Auch die Behauptung, die USA und die Nato befänden sich nicht im Krieg mit Russland, hat sich „verflüchtigt“. Der Befehlshaber der US-Armee in Europa, Ben Hodges, erklärte am Sonntag, das Ziel der USA in diesem Konflikt sei es, Russland „das Rückgrat zu brechen“.

Der russische Außenminister Sergej Lawrow reagierte darauf, indem er die Vereinigten Staaten beschuldigte, sie würden die ukrainische Regierung unter Druck setzen, um die Friedensgespräche zu sabotieren und einen Stellvertreterkrieg in der Ukraine zu führen. Er warnte vor der „ernsten, realen“ Gefahr eines Atomkriegs. Austin wies Lawrows Warnung als „gefährlich und wenig hilfreich“ zurück.

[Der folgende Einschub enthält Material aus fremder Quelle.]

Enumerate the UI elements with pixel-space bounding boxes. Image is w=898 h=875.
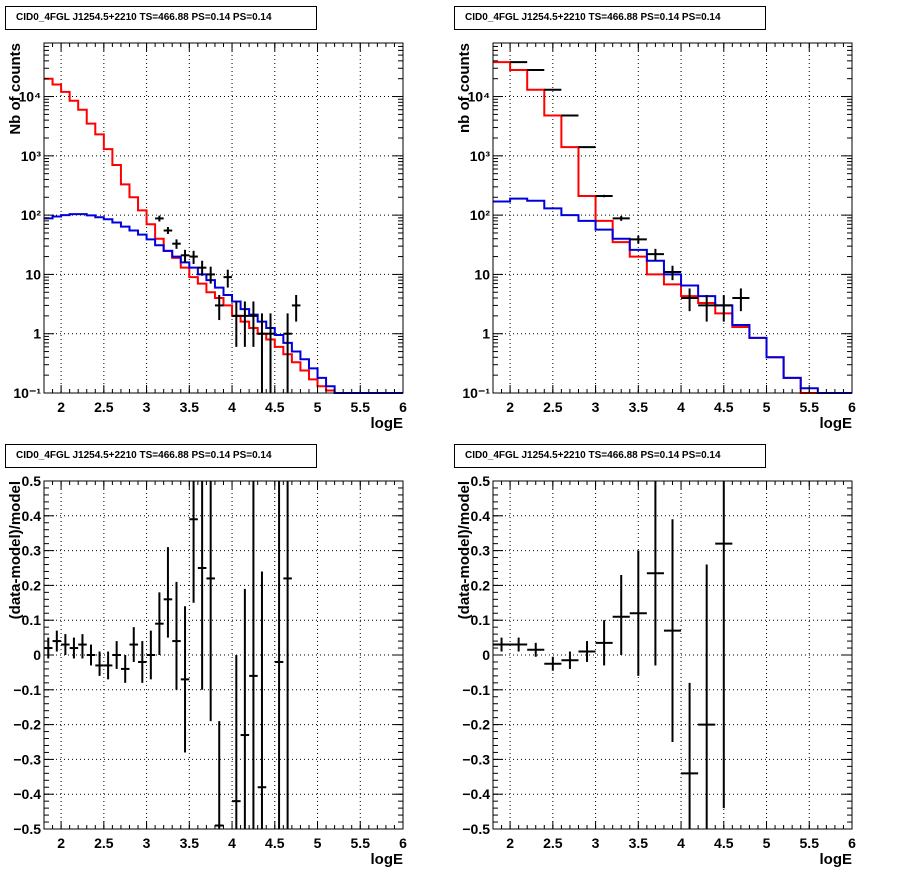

Was für ein Blödsinn! Washington schmiedet eine Kriegsfront und erklärt, es wolle Russland „das Rückgrat brechen“. Wenn Moskau antwortet, dass solche Worte und Ziele die Gefahr eines Atomkriegs erhöhen, erklärt Washington dies für ... wenig hilfreich!

Die Vereinigten Staaten haben deutlich gemacht, dass sie Russland zerschlagen und seine Regierung stürzen wollen. Angesichts einer solchen existenziellen Bedrohung wird die russische Führungsriege den Einsatz von Atomwaffen als taktische Option abwägen. Washington ist entschlossen, den Krieg zu gewinnen; Moskau ist entschlossen, dies zu verhindern. Für beide Seiten gibt es keinen anderen Ausweg als die Eskalation. Lawrow hat in der Tat recht: Ein Atomkrieg ist eine reale und ernste Gefahr.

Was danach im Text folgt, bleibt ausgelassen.